Patient-Reported Outcomes in Autosomal Dominant Osteopetrosis: Findings From the Osteopetrosis Registry Study

Abstract

Abstract Context Autosomal dominant osteopetrosis (ADO) is a rare sclerotic bone disease characterized by impaired osteoclast activity, resulting in high bone mineral density and skeletal fragility. The full phenotype and disease burden on patients’ daily lives has not been systematically measured. Objective We developed an online registry to ascertain population-based data on the spectrum and rate of progression of disease and to identify relevant patient-centered outcomes that could be used to measure treatment effects and guide the design of future clinical trials. Methods Cross-sectional data from participants with osteopetrosis were collected using an online REDCap-based database. Thirty-four participants with a confirmed diagnosis of ADO, aged 4-84 years were included.
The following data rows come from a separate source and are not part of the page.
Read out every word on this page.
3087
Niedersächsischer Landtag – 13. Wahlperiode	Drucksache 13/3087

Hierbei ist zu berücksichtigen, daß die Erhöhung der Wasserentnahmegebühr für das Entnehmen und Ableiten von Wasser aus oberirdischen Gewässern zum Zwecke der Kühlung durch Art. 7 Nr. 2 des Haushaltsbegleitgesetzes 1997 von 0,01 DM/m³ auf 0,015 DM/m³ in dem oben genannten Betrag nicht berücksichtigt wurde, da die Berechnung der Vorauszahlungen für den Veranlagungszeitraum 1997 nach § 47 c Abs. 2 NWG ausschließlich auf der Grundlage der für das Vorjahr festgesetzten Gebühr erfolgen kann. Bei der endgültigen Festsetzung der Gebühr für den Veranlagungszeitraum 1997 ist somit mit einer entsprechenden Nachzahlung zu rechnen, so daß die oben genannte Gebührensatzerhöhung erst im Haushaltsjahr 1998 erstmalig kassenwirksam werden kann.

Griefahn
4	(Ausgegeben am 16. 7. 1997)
Participants aged 18 years and older completed the PROMIS 57, participants aged 8-17 years completed the PROMIS Pediatric 49, and parents of participants aged <18 years completed the PROMIS Parent Proxy 49. Results Based on the PROMIS 57, relative to the general population, adults with ADO reported low physical function and low ability to participate in social roles and activities, and high levels of anxiety, fatigue, sleep problems, and pain interference. Daily pain medications were reported by 24% of the adult population. In contrast, neither pediatric participants nor their parent proxy reported a negative impact on health-related quality of life. Conclusion Data from this registry demonstrate the broad spectrum of ADO disease severity and high impact on health-related quality of life in adults with ADO.